In September 2017, the majority of large European cities posted year-on-year growth in RevPAR (revenue per available room). Zurich hotels were among a few outsiders with the decline in this metric of 3.1%. The reason for this is simple – strong Swiss franc against euro makes it pricier to visit the city. Istanbul hotels, in their turn, enjoyed the biggest RevPAR growth in the continent (+31.8%). However, there is also an explanation for such a growth. The basis of comparison, September 2016, is incredibly low due to terrorism problems during that period.

In the months when some destination had to struggle with consequences of terror attacks, other European destinations enjoyed strong demand. That is particularly true about Central and Eastern Europe, and the Iberian Peninsula. These markets have many destinations with the double-digit growth.
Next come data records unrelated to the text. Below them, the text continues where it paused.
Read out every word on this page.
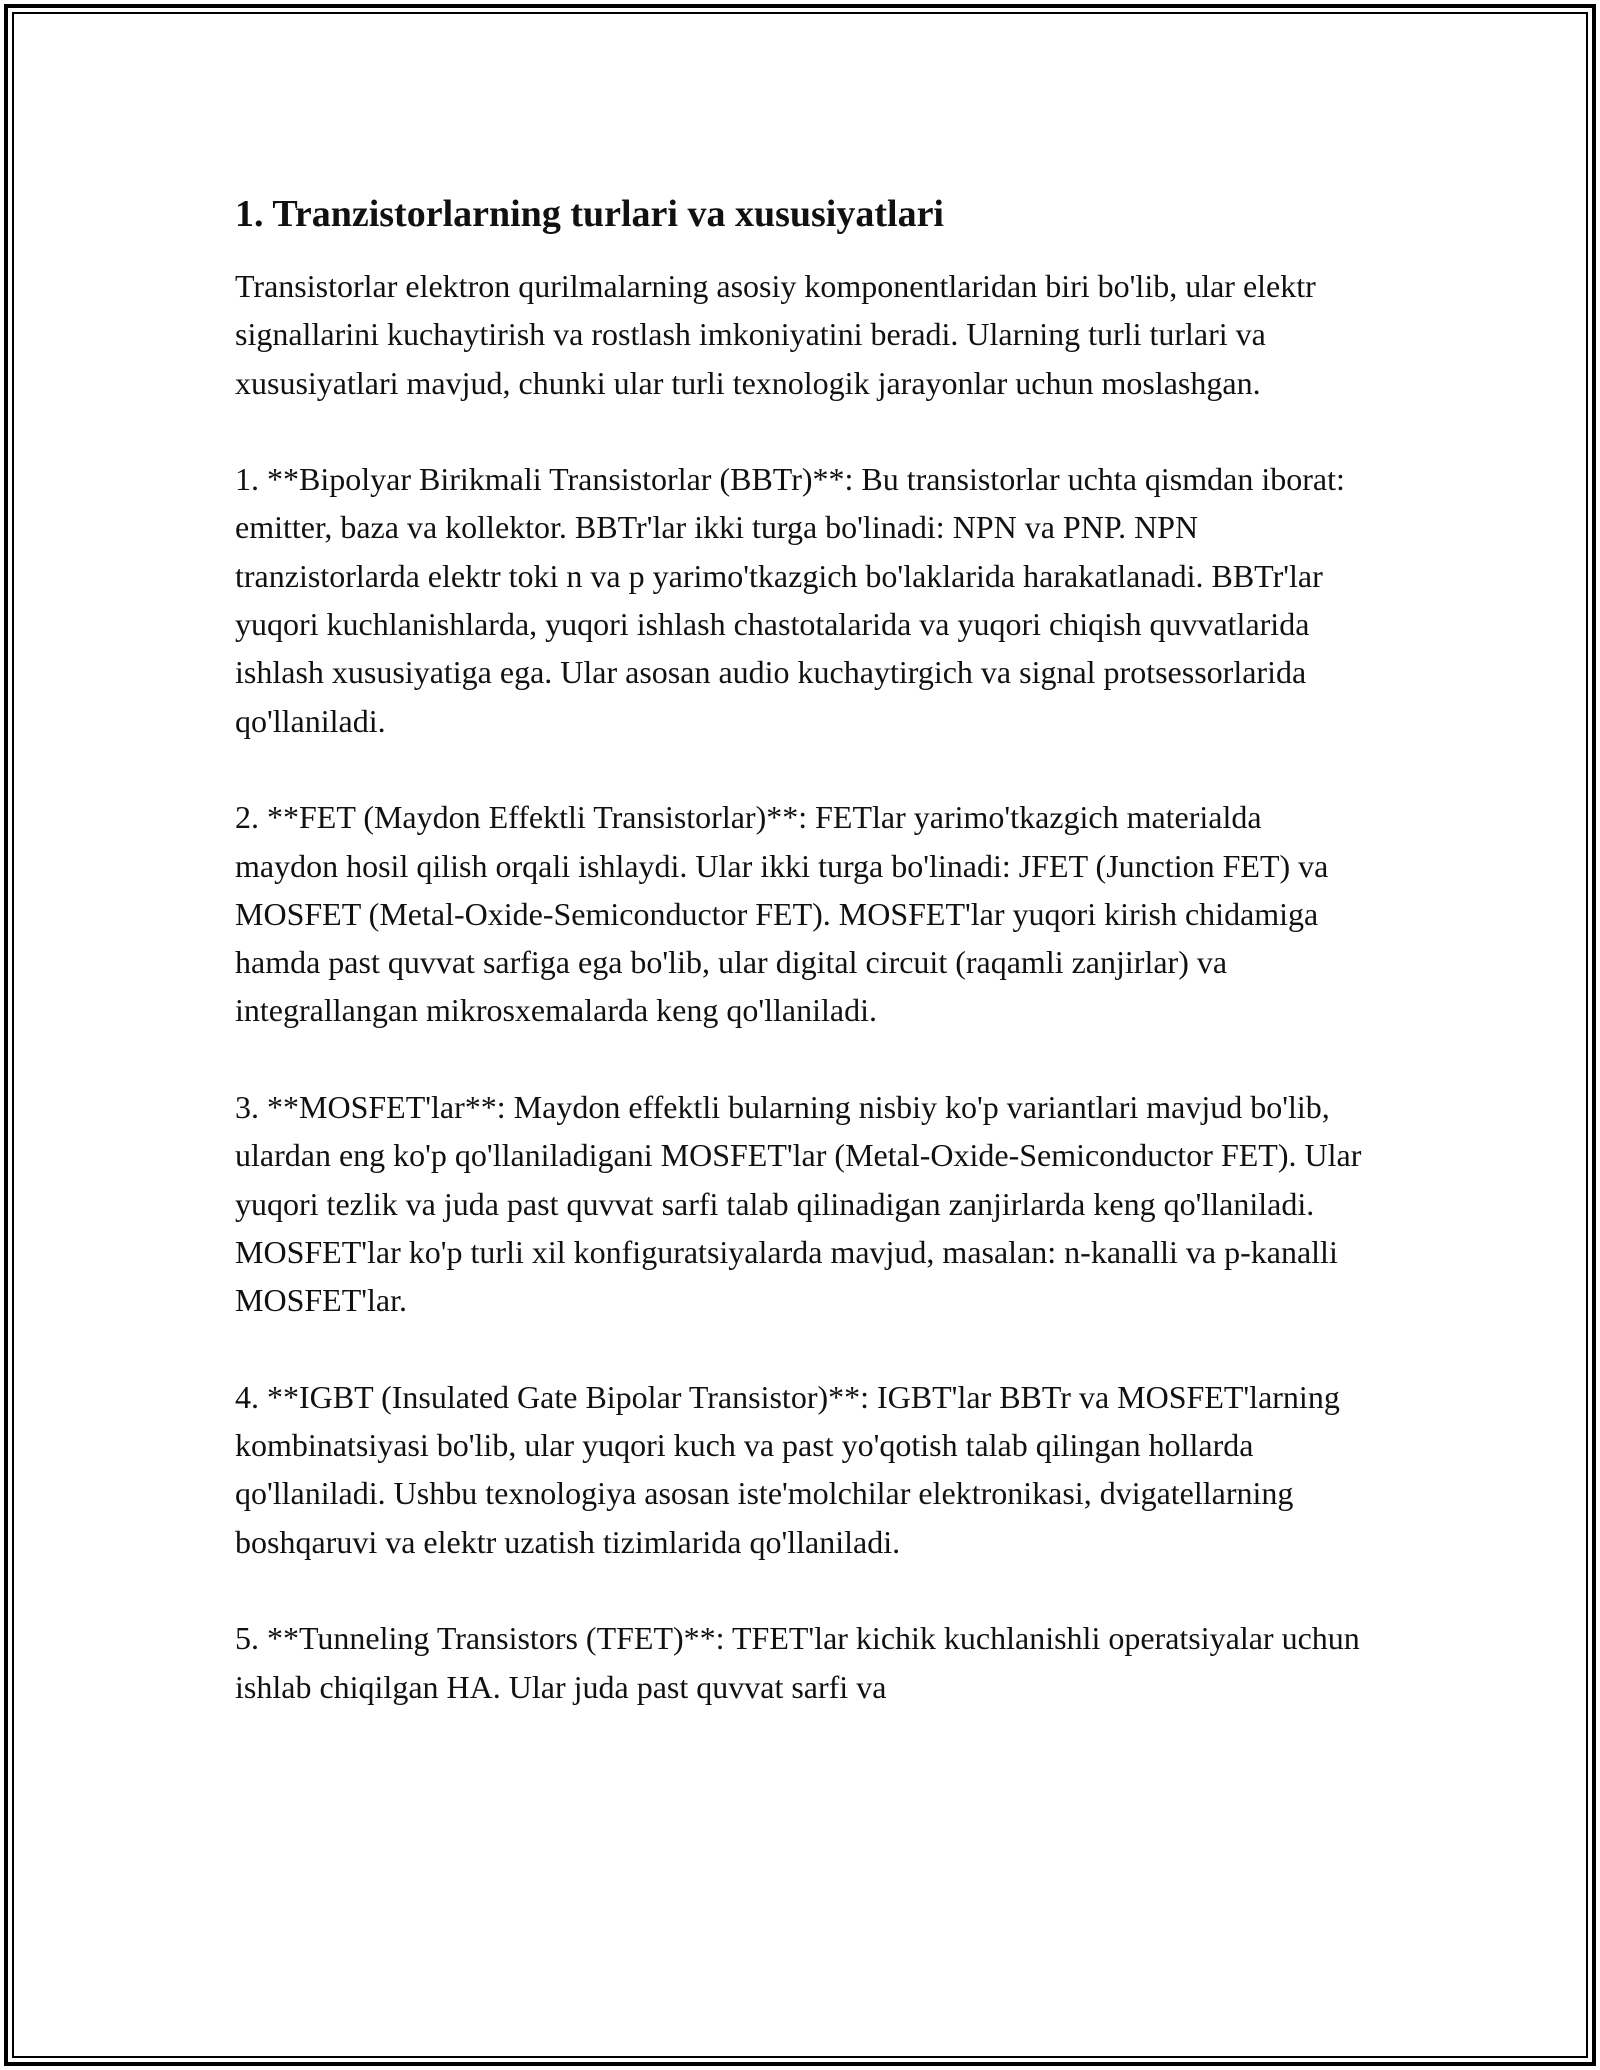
1. Tranzistorlarning turlari va xususiyatlari

Transistorlar elektron qurilmalarning asosiy komponentlaridan biri bo'lib, ular elektr signallarini kuchaytirish va rostlash imkoniyatini beradi. Ularning turli turlari va xususiyatlari mavjud, chunki ular turli texnologik jarayonlar uchun moslashgan.

1. **Bipolyar Birikmali Transistorlar (BBTr)**: Bu transistorlar uchta qismdan iborat: emitter, baza va kollektor. BBTr'lar ikki turga bo'linadi: NPN va PNP. NPN tranzistorlarda elektr toki n va p yarimo'tkazgich bo'laklarida harakatlanadi. BBTr'lar yuqori kuchlanishlarda, yuqori ishlash chastotalarida va yuqori chiqish quvvatlarida ishlash xususiyatiga ega. Ular asosan audio kuchaytirgich va signal protsessorlarida qo'llaniladi.

2. **FET (Maydon Effektli Transistorlar)**: FETlar yarimo'tkazgich materialda maydon hosil qilish orqali ishlaydi. Ular ikki turga bo'linadi: JFET (Junction FET) va MOSFET (Metal-Oxide-Semiconductor FET). MOSFET'lar yuqori kirish chidamiga hamda past quvvat sarfiga ega bo'lib, ular digital circuit (raqamli zanjirlar) va integrallangan mikrosxemalarda keng qo'llaniladi.

3. **MOSFET'lar**: Maydon effektli bularning nisbiy ko'p variantlari mavjud bo'lib, ulardan eng ko'p qo'llaniladigani MOSFET'lar (Metal-Oxide-Semiconductor FET). Ular yuqori tezlik va juda past quvvat sarfi talab qilinadigan zanjirlarda keng qo'llaniladi. MOSFET'lar ko'p turli xil konfiguratsiyalarda mavjud, masalan: n-kanalli va p-kanalli MOSFET'lar.

4. **IGBT (Insulated Gate Bipolar Transistor)**: IGBT'lar BBTr va MOSFET'larning kombinatsiyasi bo'lib, ular yuqori kuch va past yo'qotish talab qilingan hollarda qo'llaniladi. Ushbu texnologiya asosan iste'molchilar elektronikasi, dvigatellarning boshqaruvi va elektr uzatish tizimlarida qo'llaniladi.

5. **Tunneling Transistors (TFET)**: TFET'lar kichik kuchlanishli operatsiyalar uchun ishlab chiqilgan HA. Ular juda past quvvat sarfi va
Hotels in Budapest, for example, enjoyed the growth in RevPAR of 18.4%, and Lisbon hotels - of 20.0%. Other European cities with notable revenue growth are Madrid (+19.1%), Warsaw (+11.3%), Kiev (+24.1%), and Barcelona (+15.1).

Talking about Barcelona, it’s important to mention that the August terror attacks didn’t have a long-term effect on hotels in the city, but the Catalan Independence Referendum caused a substantial decline in October. The UK hotel industry also posts promising results despite Brexit and attacks in London and Manchester. Falling pound was a major boost for both domestic and international travel. As the sterling exchange rate is growing, London hotels might see their occupancy falling in the near future.